For quite some time now, Lisa Tollner, co-founder of the California cannabis edibles business Sensi Products, states that she has been receiving numerous reports from her customers saying that the edibles she had sold them helped with pain, insomnia, nausea, and other debilitating conditions. However, Tollnet wanted to hear more.
“These people are telling me their stories, but with no real consistency,” Tollner, who was interested in the data on her products, said. “I need ways to prove our products’ efficacy.”
Fifty percent of the United States, including Washington D.C., have legalized medical cannabis, driving an exploding new industry that nearly made nearly $1 billion in sales during 2015. However, the science behind the cannabis products has not been well understood up to now.

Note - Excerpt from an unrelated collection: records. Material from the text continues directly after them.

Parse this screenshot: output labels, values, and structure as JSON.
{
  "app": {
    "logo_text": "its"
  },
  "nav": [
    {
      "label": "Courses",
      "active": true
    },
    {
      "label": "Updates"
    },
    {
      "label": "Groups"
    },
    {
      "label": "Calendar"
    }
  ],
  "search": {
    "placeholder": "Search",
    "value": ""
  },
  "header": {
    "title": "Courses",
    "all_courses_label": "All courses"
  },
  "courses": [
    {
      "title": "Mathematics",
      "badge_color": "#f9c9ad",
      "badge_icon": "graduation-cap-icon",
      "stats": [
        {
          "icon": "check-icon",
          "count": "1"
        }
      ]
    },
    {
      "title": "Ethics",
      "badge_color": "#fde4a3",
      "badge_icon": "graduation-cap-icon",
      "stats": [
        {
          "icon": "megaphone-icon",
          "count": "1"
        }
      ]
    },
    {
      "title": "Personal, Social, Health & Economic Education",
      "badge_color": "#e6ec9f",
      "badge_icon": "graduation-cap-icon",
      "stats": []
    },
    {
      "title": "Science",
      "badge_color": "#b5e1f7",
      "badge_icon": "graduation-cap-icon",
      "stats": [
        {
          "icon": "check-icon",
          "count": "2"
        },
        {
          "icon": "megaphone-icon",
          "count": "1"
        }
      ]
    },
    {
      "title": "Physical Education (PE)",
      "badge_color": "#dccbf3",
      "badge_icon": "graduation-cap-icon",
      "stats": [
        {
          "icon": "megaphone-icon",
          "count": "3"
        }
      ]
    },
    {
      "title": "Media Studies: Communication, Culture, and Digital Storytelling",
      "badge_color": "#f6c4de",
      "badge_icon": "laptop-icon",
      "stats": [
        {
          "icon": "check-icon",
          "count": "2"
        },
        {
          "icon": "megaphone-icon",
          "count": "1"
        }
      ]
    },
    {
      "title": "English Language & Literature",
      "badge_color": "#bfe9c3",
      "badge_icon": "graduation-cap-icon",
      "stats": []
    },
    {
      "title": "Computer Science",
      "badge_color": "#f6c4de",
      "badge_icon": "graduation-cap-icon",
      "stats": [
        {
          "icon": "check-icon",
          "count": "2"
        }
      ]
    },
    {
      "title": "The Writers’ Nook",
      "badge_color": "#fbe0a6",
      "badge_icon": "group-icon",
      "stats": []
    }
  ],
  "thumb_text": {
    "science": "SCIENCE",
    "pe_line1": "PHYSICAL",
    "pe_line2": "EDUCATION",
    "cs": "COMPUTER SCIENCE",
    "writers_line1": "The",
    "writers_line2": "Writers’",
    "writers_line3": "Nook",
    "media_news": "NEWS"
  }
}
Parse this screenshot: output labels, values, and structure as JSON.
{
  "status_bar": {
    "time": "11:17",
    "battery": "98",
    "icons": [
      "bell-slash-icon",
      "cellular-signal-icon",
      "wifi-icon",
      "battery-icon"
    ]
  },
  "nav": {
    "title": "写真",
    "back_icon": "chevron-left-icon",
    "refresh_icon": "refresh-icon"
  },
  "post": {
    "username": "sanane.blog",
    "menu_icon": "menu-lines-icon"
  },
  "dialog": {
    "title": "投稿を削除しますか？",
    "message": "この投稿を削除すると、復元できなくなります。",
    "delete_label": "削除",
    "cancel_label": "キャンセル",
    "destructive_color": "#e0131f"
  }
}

For that reason, Tollner decided to participate in the scientific research of the Institute For Research On Cannabinoids (IROC), the first nonprofit scientific organization of its kind in the United States. IROC Executive Director Marcel Bonn-Miller, a professor at the University of Pennsylvania’s Perelman School of Medicine, reported to International Business Times that IROC is going to put together a team of the best cannabis scientists in the country to finally derive results.
Not only did the founder of the institute want to learn more about cannabis and its benefits, but he also wanted to find new ways to get funding for marijuana, which is desperately needed when it comes to research.
“With any other drug, the research comes before it reaches a patient,” said Bonn-Miller. “With cannabis, it’s completely the opposite. It’s in the hands of everybody, but nobody knows about dosing, nobody knows the best methods of delivery, nobody knows what strains are best for different uses. The cart is so far before the horse in terms of the gap between research and policy.”